The impact of Rusty’s death did not end there, over the next few years Troop 81 of Waterloo NY raised funds and obtained supplies to build a cabin at Camp Babcock-Hovey in honor of “Rusty” Pedersen. Troop 81 was the first Troop to stay in Pedersen Lodge in 1973.
Pedersen Lodge was officially dedicated in 1974, as reported in the Finger Lakes Times-
“Scout Troop 81 officially opened the “Rusty Pedersen Memorial Lodge” last Friday with a dedication. Mrs. Dolores Pederson, Rusty’s mother, and many members of the First Presbyterian Church of Waterloo were present at the unveiling of the plaque over the door of the 20 by 40 foot building.’

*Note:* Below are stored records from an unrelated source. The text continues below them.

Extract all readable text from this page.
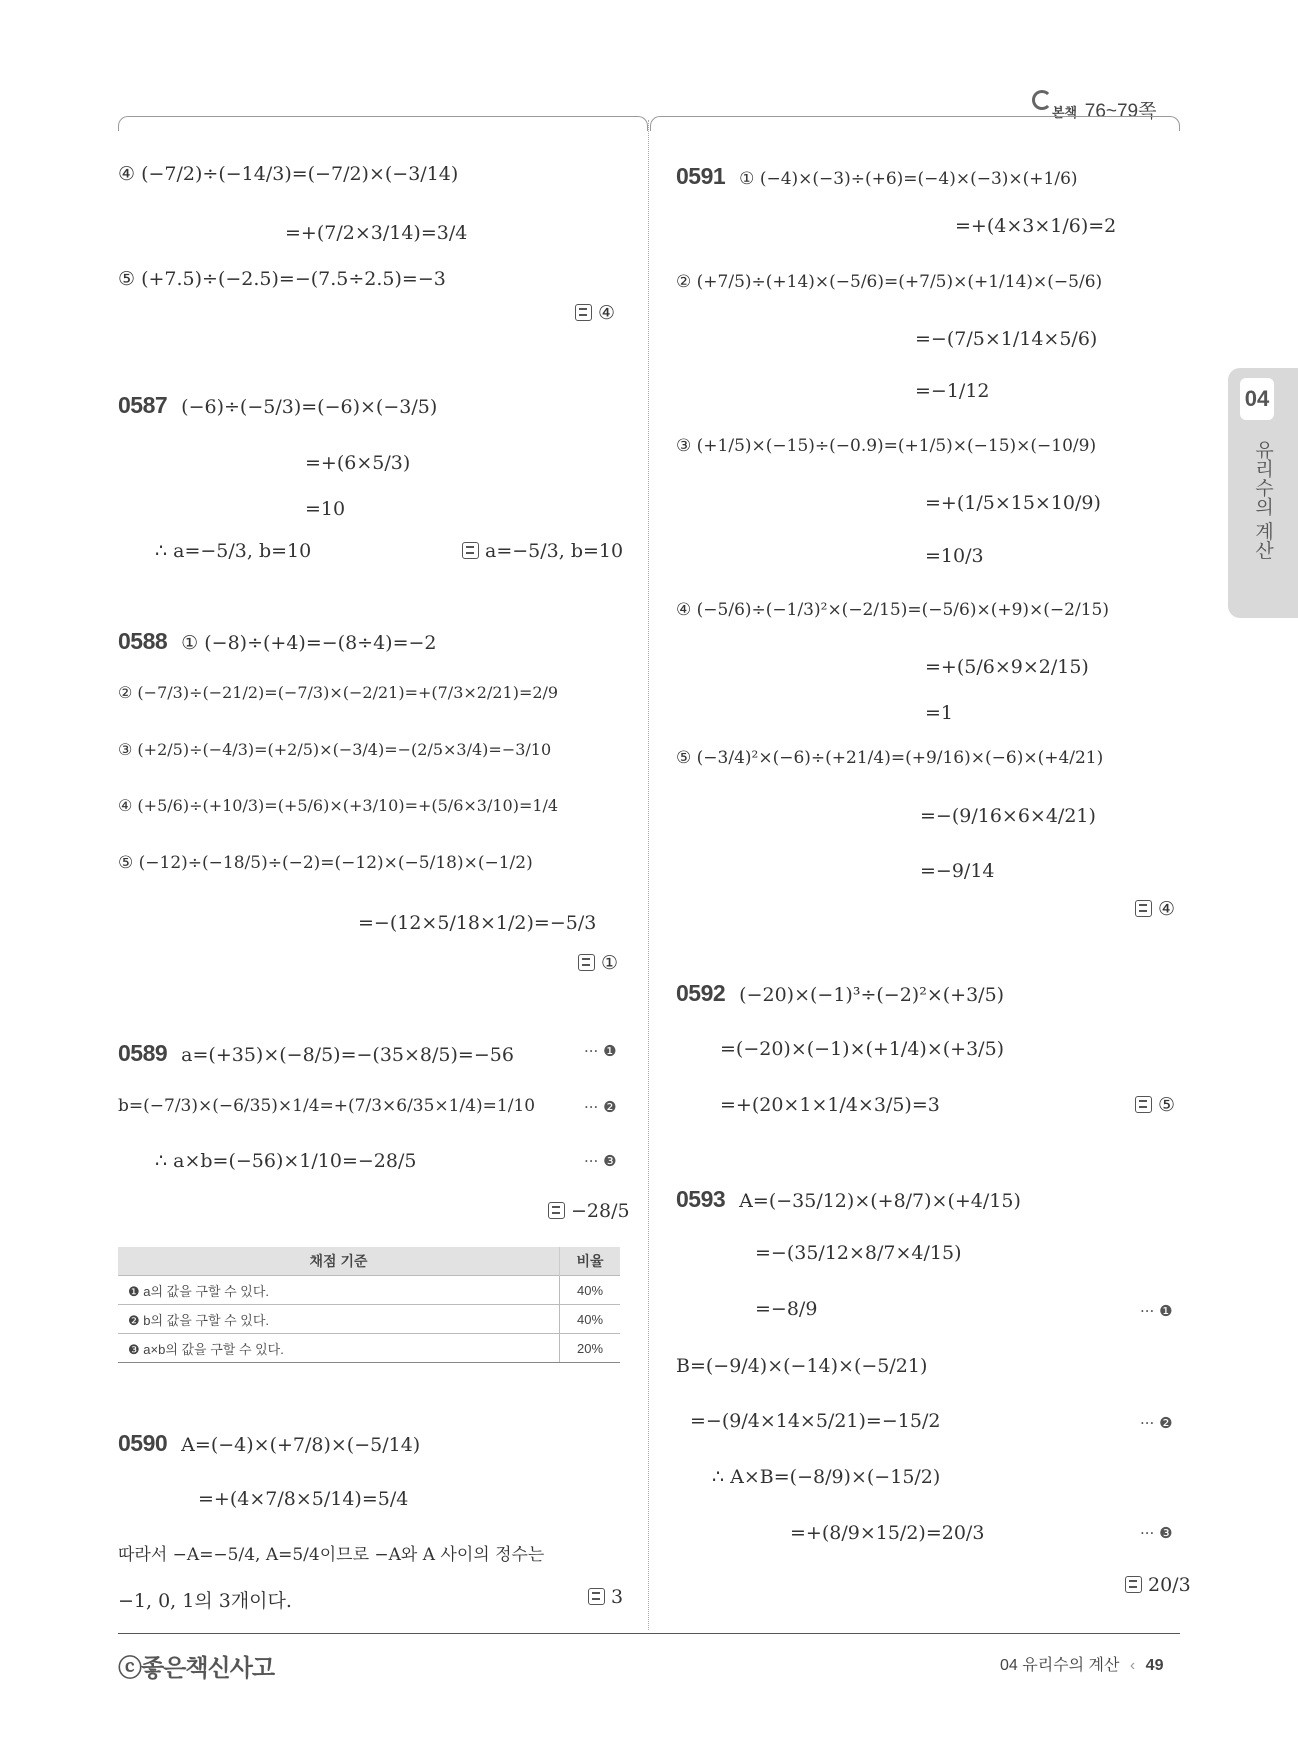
본책 76~79쪽
04
유리수의 계산
④ (−7/2)÷(−14/3)=(−7/2)×(−3/14)
=+(7/2×3/14)=3/4
⑤ (+7.5)÷(−2.5)=−(7.5÷2.5)=−3
④
0587 (−6)÷(−5/3)=(−6)×(−3/5)
=+(6×5/3)
=10
∴ a=−5/3, b=10	a=−5/3, b=10
0588 ① (−8)÷(+4)=−(8÷4)=−2
② (−7/3)÷(−21/2)=(−7/3)×(−2/21)=+(7/3×2/21)=2/9
③ (+2/5)÷(−4/3)=(+2/5)×(−3/4)=−(2/5×3/4)=−3/10
④ (+5/6)÷(+10/3)=(+5/6)×(+3/10)=+(5/6×3/10)=1/4
⑤ (−12)÷(−18/5)÷(−2)=(−12)×(−5/18)×(−1/2)
=−(12×5/18×1/2)=−5/3
①
0589 a=(+35)×(−8/5)=−(35×8/5)=−56	··· ❶
b=(−7/3)×(−6/35)×1/4=+(7/3×6/35×1/4)=1/10	··· ❷
∴ a×b=(−56)×1/10=−28/5	··· ❸
−28/5
채점 기준	비율
❶ a의 값을 구할 수 있다.	40%
❷ b의 값을 구할 수 있다.	40%
❸ a×b의 값을 구할 수 있다.	20%
0590 A=(−4)×(+7/8)×(−5/14)
=+(4×7/8×5/14)=5/4
따라서 −A=−5/4, A=5/4이므로 −A와 A 사이의 정수는
−1, 0, 1의 3개이다.	3
0591 ① (−4)×(−3)÷(+6)=(−4)×(−3)×(+1/6)
=+(4×3×1/6)=2
② (+7/5)÷(+14)×(−5/6)=(+7/5)×(+1/14)×(−5/6)
=−(7/5×1/14×5/6)
=−1/12
③ (+1/5)×(−15)÷(−0.9)=(+1/5)×(−15)×(−10/9)
=+(1/5×15×10/9)
=10/3
④ (−5/6)÷(−1/3)²×(−2/15)=(−5/6)×(+9)×(−2/15)
=+(5/6×9×2/15)
=1
⑤ (−3/4)²×(−6)÷(+21/4)=(+9/16)×(−6)×(+4/21)
=−(9/16×6×4/21)
=−9/14
④
0592 (−20)×(−1)³÷(−2)²×(+3/5)
=(−20)×(−1)×(+1/4)×(+3/5)
=+(20×1×1/4×3/5)=3	⑤
0593 A=(−35/12)×(+8/7)×(+4/15)
=−(35/12×8/7×4/15)
=−8/9	··· ❶
B=(−9/4)×(−14)×(−5/21)
=−(9/4×14×5/21)=−15/2	··· ❷
∴ A×B=(−8/9)×(−15/2)
=+(8/9×15/2)=20/3	··· ❸
20/3
ⓒ좋은책신사고	04 유리수의 계산 ‹ 49
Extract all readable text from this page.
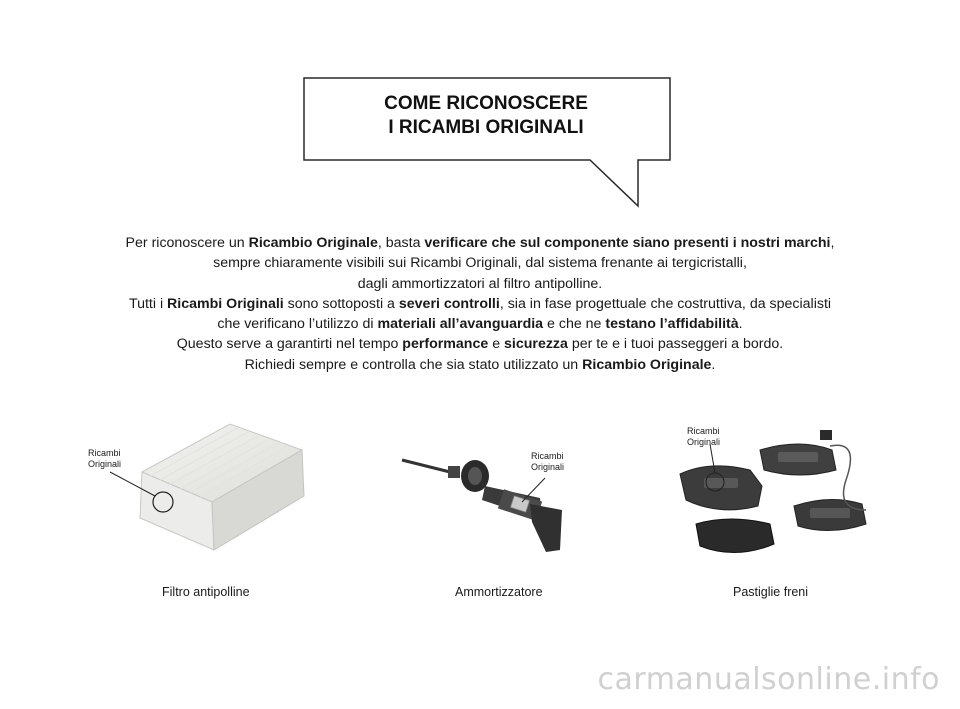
COME RICONOSCERE
I RICAMBI ORIGINALI
Per riconoscere un Ricambio Originale, basta verificare che sul componente siano presenti i nostri marchi,
sempre chiaramente visibili sui Ricambi Originali, dal sistema frenante ai tergicristalli,
dagli ammortizzatori al filtro antipolline.
Tutti i Ricambi Originali sono sottoposti a severi controlli, sia in fase progettuale che costruttiva, da specialisti
che verificano l’utilizzo di materiali all’avanguardia e che ne testano l’affidabilità.
Questo serve a garantirti nel tempo performance e sicurezza per te e i tuoi passeggeri a bordo.
Richiedi sempre e controlla che sia stato utilizzato un Ricambio Originale.
Ricambi
Originali
Filtro antipolline
Ricambi
Originali
Ammortizzatore
Ricambi
Originali
Pastiglie freni
carmanualsonline.info
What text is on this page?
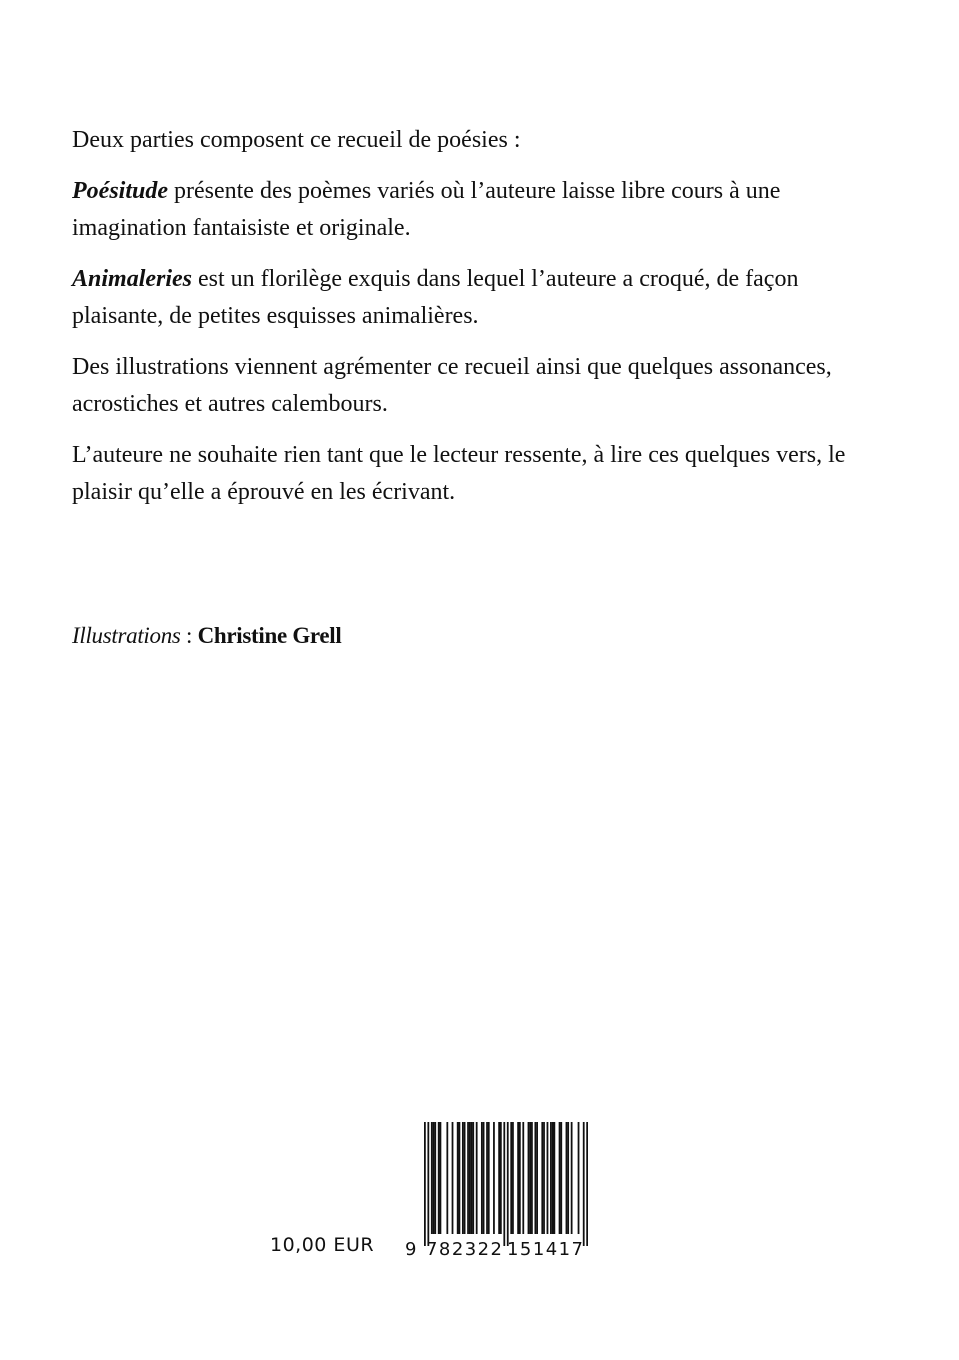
Deux parties composent ce recueil de poésies :

Poésitude présente des poèmes variés où l’auteure laisse libre cours à une imagination fantaisiste et originale.

Animaleries est un florilège exquis dans lequel l’auteure a croqué, de façon plaisante, de petites esquisses animalières.

Des illustrations viennent agrémenter ce recueil ainsi que quelques assonances, acrostiches et autres calembours.

L’auteure ne souhaite rien tant que le lecteur ressente, à lire ces quelques vers, le plaisir qu’elle a éprouvé en les écrivant.

Illustrations : Christine Grell
10,00 EUR 9 782322 151417
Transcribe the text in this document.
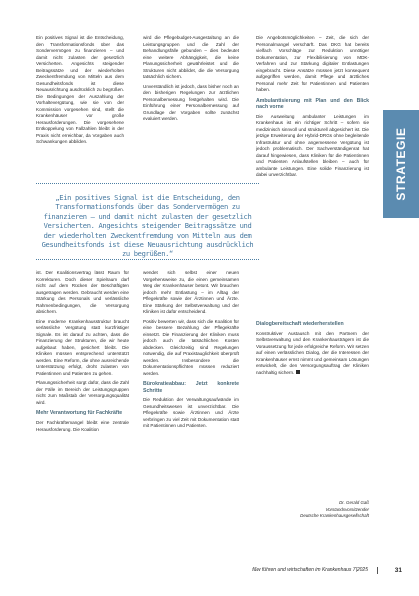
Ein positives Signal ist die Entscheidung, den Transformationsfonds über das Sondervermögen zu finanzieren – und damit nicht zulasten der gesetzlich Versicherten. Angesichts steigender Beitragssätze und der wiederholten Zweckentfremdung von Mitteln aus dem Gesundheitsfonds ist diese Neuausrichtung ausdrücklich zu begrüßen. Die Bedingungen der Auszahlung der Vorhaltevergütung, wie sie von der Kommission vorgesehen sind, stellt die Krankenhäuser vor große Herausforderungen. Die vorgesehene Entkoppelung von Fallzahlen bleibt in der Praxis nicht erreichbar, da Vorgaben auch Schwankungen abbilden.

wird die Pflegebudget-Ausgestaltung an die Leistungsgruppen und die Zahl der Behandlungsfälle gebunden – dies bedeutet eine weitere Abhängigkeit, die keine Planungssicherheit gewährleistet und die Strukturen nicht abbildet, die die Versorgung tatsächlich sichern.

Unverständlich ist jedoch, dass bisher noch an den bisherigen Regelungen zur ärztlichen Personalbemessung festgehalten wird. Die Einführung einer Personalbemessung auf Grundlage der Vorgaben sollte zunächst evaluiert werden.

Die Angebotsmöglichkeiten – Zeit, die sich der Personalmangel verschärft. Das DKG hat bereits vielfach Vorschläge zur Reduktion unnötiger Dokumentation, zur Flexibilisierung von MDK-Verfahren und zur Stärkung digitaler Entlastungen eingebracht. Diese Ansätze müssen jetzt konsequent aufgegriffen werden, damit Pflege und ärztliches Personal mehr Zeit für Patientinnen und Patienten haben.

Ambulantisierung mit Plan und den Blick nach vorne

Die Ausweitung ambulanter Leistungen im Krankenhaus ist ein richtiger Schritt – sofern sie medizinisch sinnvoll und strukturell abgesichert ist. Die jetzige Erweiterung der Hybrid-DRGs ohne begleitende Infrastruktur und ohne angemessene Vergütung ist jedoch problematisch. Der Sachverständigenrat hat darauf hingewiesen, dass Kliniken für die Patientinnen und Patienten Anlaufstellen bleiben – auch für ambulante Leistungen. Eine solide Finanzierung ist dabei unverzichtbar.

„Ein positives Signal ist die Entscheidung, den Transformationsfonds über das Sondervermögen zu finanzieren – und damit nicht zulasten der gesetzlich Versicherten. Angesichts steigender Beitragssätze und der wiederholten Zweckentfremdung von Mitteln aus dem Gesundheitsfonds ist diese Neuausrichtung ausdrücklich zu begrüßen.“
STRATEGIE

ist. Der Koalitionsvertrag lässt Raum für Korrekturen. Doch dieser Spielraum darf nicht auf dem Rücken der Beschäftigten ausgetragen werden. Gebraucht werden eine Stärkung des Personals und verlässliche Rahmenbedingungen, die Versorgung absichern.

Eine moderne Krankenhausstruktur braucht verlässliche Vergütung statt kurzfristiger Signale. Es ist darauf zu achten, dass die Finanzierung der Strukturen, die wir heute aufgebaut haben, gesichert bleibt. Die Kliniken müssen entsprechend unterstützt werden. Eine Reform, die ohne ausreichende Unterstützung erfolgt, droht zulasten von Patientinnen und Patienten zu gehen.

Planungssicherheit sorgt dafür, dass die Zahl der Fälle im Bereich der Leistungsgruppen nicht zum Maßstab der Versorgungsqualität wird.

Mehr Verantwortung für Fachkräfte

Der Fachkräftemangel bleibt eine zentrale Herausforderung. Die Koalition

wendet sich selbst einer neuen Vorgehensweise zu, die einen gemeinsamen Weg der Krankenhäuser betont. Wir brauchen jedoch mehr Entlastung – im Alltag der Pflegekräfte sowie der Ärztinnen und Ärzte. Eine Stärkung der Selbstverwaltung und der Kliniken ist dafür entscheidend.

Positiv bewerten wir, dass sich die Koalition für eine bessere Bezahlung der Pflegekräfte einsetzt. Die Finanzierung der Kliniken muss jedoch auch die tatsächlichen Kosten abdecken. Gleichzeitig sind Regelungen notwendig, die auf Praxistauglichkeit überprüft werden. Insbesondere die Dokumentationspflichten müssen reduziert werden.

Bürokratieabbau: Jetzt konkrete Schritte

Die Reduktion der Verwaltungsaufwände im Gesundheitswesen ist unverzichtbar. Die Pflegekräfte sowie Ärztinnen und Ärzte verbringen zu viel Zeit mit Dokumentation statt mit Patientinnen und Patienten.

Dialogbereitschaft wiederherstellen

Konstruktiver Austausch mit den Partnern der Selbstverwaltung und den Krankenhausträgern ist die Voraussetzung für jede erfolgreiche Reform. Wir setzen auf einen verlässlichen Dialog, der die Interessen der Krankenhäuser ernst nimmt und gemeinsam Lösungen entwickelt, die den Versorgungsauftrag der Kliniken nachhaltig sichern.

Dr. Gerald Gaß
Vorstandsvorsitzender
Deutsche Krankenhausgesellschaft
f&w führen und wirtschaften im Krankenhaus 7|2025	31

Rusty, killed in a boat accident with his father, on Seneca Lake about three years ago, was a member of Troop 81. He was scheduled to be at Camp Babcock Hovey the day after he was killed in the boating accident, to work towards his Eagle Scout award. He had received his Life Scout award shortly before he died.
Bob Getz, Scoutmaster of Troop 81, had often dreamed of a building at the camp for winter camping. After Rusty’s death he stopped dreaming and began planning the lodge. The boys of the troop were enthusiastic over the idea. Bob and David Prosser, a committeeman of the troop, approached the members of the Presbyterian Church for help in financing the cost of the building.
The church was more than willing to help, according to Scouts. Many needed items were donated or sold at cost by local lumber yards and hardware stores. Getz, a master carpenter by trade, designed the building. The entire project was made, nail by nail and board by board, by the boys and men of Troop 81.
The 20 by 40 foot building can sleep more than 20 boys and men at a time and has heat and lights. It was built in a grove of trees facing the large field on the south side of the camp, overlooking Seneca Lake.
According to Getz, many deer crossed the field while they were working on the building. The place was tested by the boys last winter and early this spring. Tom Reynolds, Scout administrator, commended the men, young and old, who remembered their friend in a way that can benefit hundreds of boys for many years to come.”